Long before I was an author I was a fan of books about Winnie the Pooh, Babar, Madeline, Anne Shirley and anything by Judy Blume. Throughout high school my favourite class was English. No surprise, then, that most of my time spent at York University in Toronto was as an English major—not the traditional way to graduate with a B.A. (Hons) in film studies but a fine way to get a general arts education.

After getting my film studies degree I headed for Dublin, Ireland and spent the majority of the nineties there in forgettable jobs meeting unforgettable people and enjoying the buzz. I always believed I'd get around to writing in earnest eventually, and I began writing my first novel in a flat in Dublin and finished it in a Toronto suburb. By then I'd discovered that fiction about young people felt the freshest and most exciting to me. You have most of your life to be an adult but you only grow up once.

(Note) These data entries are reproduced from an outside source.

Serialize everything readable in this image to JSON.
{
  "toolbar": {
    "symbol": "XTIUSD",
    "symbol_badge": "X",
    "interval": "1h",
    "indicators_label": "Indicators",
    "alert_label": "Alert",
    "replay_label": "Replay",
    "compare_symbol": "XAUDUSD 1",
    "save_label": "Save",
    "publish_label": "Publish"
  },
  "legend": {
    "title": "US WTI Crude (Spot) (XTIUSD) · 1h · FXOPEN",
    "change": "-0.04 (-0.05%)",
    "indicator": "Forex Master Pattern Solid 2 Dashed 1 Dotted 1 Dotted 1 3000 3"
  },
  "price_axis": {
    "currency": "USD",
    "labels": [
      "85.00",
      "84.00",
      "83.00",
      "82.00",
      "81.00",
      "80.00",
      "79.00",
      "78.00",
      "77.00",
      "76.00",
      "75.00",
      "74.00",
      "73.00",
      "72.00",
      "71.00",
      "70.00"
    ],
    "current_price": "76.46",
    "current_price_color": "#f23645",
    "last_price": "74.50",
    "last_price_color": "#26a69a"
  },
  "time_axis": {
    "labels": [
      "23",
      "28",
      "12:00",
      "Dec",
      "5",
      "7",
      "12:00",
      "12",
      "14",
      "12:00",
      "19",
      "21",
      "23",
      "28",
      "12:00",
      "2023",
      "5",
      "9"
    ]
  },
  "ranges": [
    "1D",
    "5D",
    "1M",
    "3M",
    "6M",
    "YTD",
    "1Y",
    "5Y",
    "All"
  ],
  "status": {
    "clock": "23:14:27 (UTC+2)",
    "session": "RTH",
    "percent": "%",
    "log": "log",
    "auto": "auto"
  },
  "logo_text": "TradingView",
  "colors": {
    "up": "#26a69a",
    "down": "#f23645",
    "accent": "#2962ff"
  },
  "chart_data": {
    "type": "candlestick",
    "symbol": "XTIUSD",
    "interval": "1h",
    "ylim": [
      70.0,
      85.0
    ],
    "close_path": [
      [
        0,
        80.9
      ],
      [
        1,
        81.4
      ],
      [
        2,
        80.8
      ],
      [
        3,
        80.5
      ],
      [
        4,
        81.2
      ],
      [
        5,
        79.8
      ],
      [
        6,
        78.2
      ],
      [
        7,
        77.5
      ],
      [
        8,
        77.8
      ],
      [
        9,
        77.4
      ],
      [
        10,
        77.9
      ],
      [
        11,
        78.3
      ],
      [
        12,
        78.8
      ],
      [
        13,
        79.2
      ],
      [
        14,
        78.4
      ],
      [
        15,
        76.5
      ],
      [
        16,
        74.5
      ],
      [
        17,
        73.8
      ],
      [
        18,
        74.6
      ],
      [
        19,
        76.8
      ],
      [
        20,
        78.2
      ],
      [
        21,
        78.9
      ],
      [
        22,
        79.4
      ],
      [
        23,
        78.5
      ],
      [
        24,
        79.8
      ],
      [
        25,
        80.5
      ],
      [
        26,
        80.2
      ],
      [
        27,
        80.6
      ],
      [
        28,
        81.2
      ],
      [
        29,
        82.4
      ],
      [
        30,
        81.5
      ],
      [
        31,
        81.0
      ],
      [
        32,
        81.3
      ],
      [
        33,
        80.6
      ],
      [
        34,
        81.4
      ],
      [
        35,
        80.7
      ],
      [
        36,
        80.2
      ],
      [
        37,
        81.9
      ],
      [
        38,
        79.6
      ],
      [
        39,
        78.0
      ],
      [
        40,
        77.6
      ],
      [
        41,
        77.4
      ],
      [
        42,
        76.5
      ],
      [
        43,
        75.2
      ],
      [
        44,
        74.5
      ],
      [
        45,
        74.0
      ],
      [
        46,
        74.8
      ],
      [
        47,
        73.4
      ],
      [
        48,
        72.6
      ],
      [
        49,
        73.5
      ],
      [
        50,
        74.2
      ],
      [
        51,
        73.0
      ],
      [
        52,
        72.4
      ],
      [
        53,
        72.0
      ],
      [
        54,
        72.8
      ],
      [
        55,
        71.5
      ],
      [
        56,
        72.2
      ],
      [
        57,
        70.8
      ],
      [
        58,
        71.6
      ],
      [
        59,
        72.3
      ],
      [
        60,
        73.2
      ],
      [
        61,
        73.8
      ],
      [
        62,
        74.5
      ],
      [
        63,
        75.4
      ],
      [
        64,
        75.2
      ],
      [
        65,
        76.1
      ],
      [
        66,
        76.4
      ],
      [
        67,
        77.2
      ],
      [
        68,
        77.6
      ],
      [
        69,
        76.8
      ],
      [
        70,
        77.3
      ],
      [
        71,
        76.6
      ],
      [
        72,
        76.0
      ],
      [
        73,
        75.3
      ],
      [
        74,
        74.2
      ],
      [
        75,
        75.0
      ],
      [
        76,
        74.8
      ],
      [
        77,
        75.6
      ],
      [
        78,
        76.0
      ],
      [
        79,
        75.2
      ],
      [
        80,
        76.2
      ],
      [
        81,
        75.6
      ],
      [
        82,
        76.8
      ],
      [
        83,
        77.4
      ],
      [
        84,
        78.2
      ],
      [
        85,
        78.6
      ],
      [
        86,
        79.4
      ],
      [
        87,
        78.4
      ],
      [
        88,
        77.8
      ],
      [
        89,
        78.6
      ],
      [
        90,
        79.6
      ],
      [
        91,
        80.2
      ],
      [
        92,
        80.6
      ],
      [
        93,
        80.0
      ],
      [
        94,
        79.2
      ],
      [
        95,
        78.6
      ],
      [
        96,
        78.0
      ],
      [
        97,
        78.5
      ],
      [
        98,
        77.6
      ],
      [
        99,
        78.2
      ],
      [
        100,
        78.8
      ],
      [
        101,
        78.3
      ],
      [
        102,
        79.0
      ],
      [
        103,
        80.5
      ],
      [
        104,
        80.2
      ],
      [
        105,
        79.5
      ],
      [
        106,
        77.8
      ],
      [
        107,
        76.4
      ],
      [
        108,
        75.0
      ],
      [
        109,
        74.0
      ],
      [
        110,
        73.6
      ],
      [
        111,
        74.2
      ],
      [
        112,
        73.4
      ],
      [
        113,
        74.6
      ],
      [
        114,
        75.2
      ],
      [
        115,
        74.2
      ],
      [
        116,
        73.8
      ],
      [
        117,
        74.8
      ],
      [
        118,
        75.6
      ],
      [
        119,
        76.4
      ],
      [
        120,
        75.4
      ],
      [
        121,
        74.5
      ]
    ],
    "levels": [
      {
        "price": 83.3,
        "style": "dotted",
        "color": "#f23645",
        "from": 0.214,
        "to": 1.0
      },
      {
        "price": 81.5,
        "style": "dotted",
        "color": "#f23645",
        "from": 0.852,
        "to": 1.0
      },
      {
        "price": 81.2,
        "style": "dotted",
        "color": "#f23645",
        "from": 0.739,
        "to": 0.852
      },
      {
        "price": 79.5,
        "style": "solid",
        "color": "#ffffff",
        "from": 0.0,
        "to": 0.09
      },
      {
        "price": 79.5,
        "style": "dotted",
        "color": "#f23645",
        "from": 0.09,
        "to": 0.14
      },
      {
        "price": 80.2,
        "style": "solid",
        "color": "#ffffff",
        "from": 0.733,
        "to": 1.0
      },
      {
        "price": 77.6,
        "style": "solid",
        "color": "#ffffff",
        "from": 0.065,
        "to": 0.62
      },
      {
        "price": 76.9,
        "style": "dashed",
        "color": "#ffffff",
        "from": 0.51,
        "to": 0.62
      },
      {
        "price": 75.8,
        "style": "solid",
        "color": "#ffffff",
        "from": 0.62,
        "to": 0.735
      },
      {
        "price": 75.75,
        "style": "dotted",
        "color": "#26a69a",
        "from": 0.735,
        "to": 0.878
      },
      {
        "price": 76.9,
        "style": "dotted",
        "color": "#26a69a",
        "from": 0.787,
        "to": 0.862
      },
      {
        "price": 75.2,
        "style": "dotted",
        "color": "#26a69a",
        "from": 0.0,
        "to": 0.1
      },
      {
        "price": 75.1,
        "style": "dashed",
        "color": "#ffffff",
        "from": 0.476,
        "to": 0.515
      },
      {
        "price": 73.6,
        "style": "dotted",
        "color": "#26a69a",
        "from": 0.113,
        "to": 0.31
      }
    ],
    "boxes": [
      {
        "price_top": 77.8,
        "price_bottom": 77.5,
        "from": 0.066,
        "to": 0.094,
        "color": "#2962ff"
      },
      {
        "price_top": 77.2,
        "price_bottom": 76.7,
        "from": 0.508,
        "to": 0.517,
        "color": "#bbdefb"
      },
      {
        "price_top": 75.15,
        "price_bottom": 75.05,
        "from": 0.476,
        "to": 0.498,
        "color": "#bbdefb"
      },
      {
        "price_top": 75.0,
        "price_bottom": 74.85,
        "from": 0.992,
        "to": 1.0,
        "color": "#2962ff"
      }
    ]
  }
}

Currently residing near Toronto with my Dub husband, I'm an aunt to twenty-one nieces and nephews, and a great-aunt to two great-nephews. I became an Irish citizen in 2001 and continue to visit Dublin as often as I can while working on novels about young people.

My first young adult book, I Know It's Over, came out with Random House in September 2008, and was followed by One Lonely Degree, The Lighter Side of Life and Death, My Beating Teenage Heart and sci-fi thriller Yesterday. I released Yesterday's sequel, Tomorrow, in 2013 and put out my first adult novel, Come See About Me, as an ebook in June 2012. My most recent contemporary YA books, The Sweetest Thing You Can Sing and Delicate, were published by Cormorant Books' Dancing Cat Books imprint in 2014 and 2015.